"Esiste una correlazione tra Olimpiadi e cultura? Certo che sì. Esiste una storia che le accomuna". Parte da qui l’intervento dell’assessore alla Cultura della regione Lombardia, Francesca Caruso, ospite di Rai Radio 1 nel programma 'Te la do io l’arte', dove ha spiegato il senso e la visione dei 'Giochi della Cultura', il palinsesto promosso da Regione Lombardia in collaborazione con Triennale Milano e nato dal bando 'Olimpiadi della Cultura' che ha finanziato 33 progetti sul territorio lombardo.
"Se è vero che i Giochi 'rinascono' nell’era moderna ad Atene nel 1896 - ha aggiunto Caruso- è impossibile non pensare alle loro origini nel 776 a.C. a Olimpia.

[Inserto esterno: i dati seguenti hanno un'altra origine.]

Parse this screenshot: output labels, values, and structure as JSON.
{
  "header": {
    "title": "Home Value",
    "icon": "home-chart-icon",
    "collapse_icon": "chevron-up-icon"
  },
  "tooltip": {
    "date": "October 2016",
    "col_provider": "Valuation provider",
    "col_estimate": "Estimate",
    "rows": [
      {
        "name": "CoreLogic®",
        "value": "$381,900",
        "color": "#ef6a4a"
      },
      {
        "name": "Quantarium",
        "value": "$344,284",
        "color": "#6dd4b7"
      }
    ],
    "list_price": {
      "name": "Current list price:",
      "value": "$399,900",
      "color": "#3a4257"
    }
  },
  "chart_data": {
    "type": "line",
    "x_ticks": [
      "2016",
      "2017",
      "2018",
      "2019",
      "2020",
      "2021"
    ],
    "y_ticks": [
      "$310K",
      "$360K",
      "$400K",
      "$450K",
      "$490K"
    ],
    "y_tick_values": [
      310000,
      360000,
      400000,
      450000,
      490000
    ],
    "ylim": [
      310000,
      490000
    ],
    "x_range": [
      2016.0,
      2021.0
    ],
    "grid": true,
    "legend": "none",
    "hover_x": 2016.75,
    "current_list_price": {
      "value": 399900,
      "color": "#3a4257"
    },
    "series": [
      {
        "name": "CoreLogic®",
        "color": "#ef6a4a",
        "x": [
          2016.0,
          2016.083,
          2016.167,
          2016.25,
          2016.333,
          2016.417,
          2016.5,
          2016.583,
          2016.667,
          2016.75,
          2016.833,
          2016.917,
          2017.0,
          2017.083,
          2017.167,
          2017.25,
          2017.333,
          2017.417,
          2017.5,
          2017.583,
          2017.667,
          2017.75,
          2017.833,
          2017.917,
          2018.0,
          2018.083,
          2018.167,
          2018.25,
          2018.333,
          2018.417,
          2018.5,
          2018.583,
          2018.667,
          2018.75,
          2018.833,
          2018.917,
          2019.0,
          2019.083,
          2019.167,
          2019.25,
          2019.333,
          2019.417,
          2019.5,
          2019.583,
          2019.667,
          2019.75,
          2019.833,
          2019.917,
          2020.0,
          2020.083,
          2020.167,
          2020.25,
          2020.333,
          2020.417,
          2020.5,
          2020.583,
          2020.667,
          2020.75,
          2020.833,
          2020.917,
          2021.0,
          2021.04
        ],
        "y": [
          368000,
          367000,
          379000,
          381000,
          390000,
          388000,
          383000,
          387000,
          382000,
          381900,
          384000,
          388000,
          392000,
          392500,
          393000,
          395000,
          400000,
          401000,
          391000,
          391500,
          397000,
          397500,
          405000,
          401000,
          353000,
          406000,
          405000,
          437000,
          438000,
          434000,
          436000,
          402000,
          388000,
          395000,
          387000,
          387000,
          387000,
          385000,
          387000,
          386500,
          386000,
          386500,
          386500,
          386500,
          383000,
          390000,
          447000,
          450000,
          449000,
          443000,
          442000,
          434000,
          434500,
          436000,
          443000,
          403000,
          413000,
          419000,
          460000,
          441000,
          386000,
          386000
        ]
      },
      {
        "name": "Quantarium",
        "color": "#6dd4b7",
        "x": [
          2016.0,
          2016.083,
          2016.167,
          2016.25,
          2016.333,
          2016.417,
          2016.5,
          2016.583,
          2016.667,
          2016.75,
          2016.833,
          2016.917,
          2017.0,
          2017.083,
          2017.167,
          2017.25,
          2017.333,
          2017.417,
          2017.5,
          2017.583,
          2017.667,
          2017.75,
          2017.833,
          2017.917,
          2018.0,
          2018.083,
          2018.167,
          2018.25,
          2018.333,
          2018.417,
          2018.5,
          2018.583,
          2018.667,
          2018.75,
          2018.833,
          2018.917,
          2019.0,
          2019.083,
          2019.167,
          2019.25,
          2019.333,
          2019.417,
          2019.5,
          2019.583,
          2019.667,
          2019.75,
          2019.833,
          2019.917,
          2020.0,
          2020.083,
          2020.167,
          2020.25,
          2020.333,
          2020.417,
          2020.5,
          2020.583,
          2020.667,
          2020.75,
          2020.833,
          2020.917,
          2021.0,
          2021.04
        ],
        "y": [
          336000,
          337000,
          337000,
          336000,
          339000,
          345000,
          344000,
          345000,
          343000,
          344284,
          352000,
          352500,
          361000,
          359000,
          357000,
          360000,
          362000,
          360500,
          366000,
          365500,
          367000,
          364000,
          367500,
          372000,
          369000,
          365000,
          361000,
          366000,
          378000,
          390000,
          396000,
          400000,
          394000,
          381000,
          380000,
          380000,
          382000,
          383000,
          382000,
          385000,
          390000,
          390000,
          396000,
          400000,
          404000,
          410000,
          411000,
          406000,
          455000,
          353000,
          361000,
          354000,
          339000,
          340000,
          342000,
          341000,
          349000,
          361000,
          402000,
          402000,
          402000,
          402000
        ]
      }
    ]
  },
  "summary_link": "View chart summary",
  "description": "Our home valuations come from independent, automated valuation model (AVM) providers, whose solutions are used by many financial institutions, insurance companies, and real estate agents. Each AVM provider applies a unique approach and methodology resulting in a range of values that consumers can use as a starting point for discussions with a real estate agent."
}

Noi abbiamo voluto che quella storia arrivasse nei nostri territori con un anno di anticipo. Prima ancora del giro della torcia, in Lombardia erano già partite iniziative culturali che raccontavano cosa fossero i Giochi olimpici attraverso progetti ideati e promossi dai singoli territori".
Per l’assessore, le Olimpiadi rappresentano "il grande evento sportivo, ma anche la grande vetrina di un territorio che ha voglia di mostrarsi al mondo con un patrimonio immenso, ancora troppo poco conosciuto". E in questo quadro, ha sottolineato, "la Lombardia fa molto di più: coniuga l’aspetto sportivo, organizzativo, a tratti scientifico, con la creatività. Una scelta vincente che rende le nostre imprese culturali e creative delle eccellenze mondiali".
Caruso ha poi sottolineato come "spesso si pensi alla cultura come a qualcosa di 'Milanocentrico', ma la Lombardia dispone di un patrimonio culturale straordinario, fatto di luoghi meravigliosi che, purtroppo, non sempre riusciamo a raccontare come meritano". Proprio per questo, ha spiegato, "tutti e 33 i progetti selezionati con il bando sono stati inseriti in questo palinsesto dei 'Giochi della Cultura', che propone un vero e proprio viaggio nel cuore della Lombardia, unendo arte, tradizione e sport e mettendo in rete territori, associazioni, istituzioni e cittadini in un cammino condiviso che stimola partecipazione e rafforza il senso di appartenenza".
Un palinsesto "molto ricco e trasversale", che tocca anche luoghi della vita quotidiana. "Le biblioteche, per esempio, diventeranno piccoli villaggi olimpici -ha spiegato ancora Caruso-. È il caso del Comune di Albino, in provincia di Bergamo, dove attorno ai valori dello sport si organizzeranno incontri, momenti di scoperta e si potranno seguire, in modo gratuito ed accessibile a tutti, le gare di Milano Cortina attraverso maxischermi".
Un progetto che diventa anche esempio di rete istituzionale. "Albino -ha concluso l'assessore- si fa capofila di un lavoro che coinvolge altre tre biblioteche in tre province diverse: Casalmaggiore in provincia di Cremona, Belgioioso in provincia di Pavia e Solaro in provincia di Milano. Un bellissimo esempio di gioco di squadra che racconta perfettamente lo spirito dei 'Giochi della Cultura'".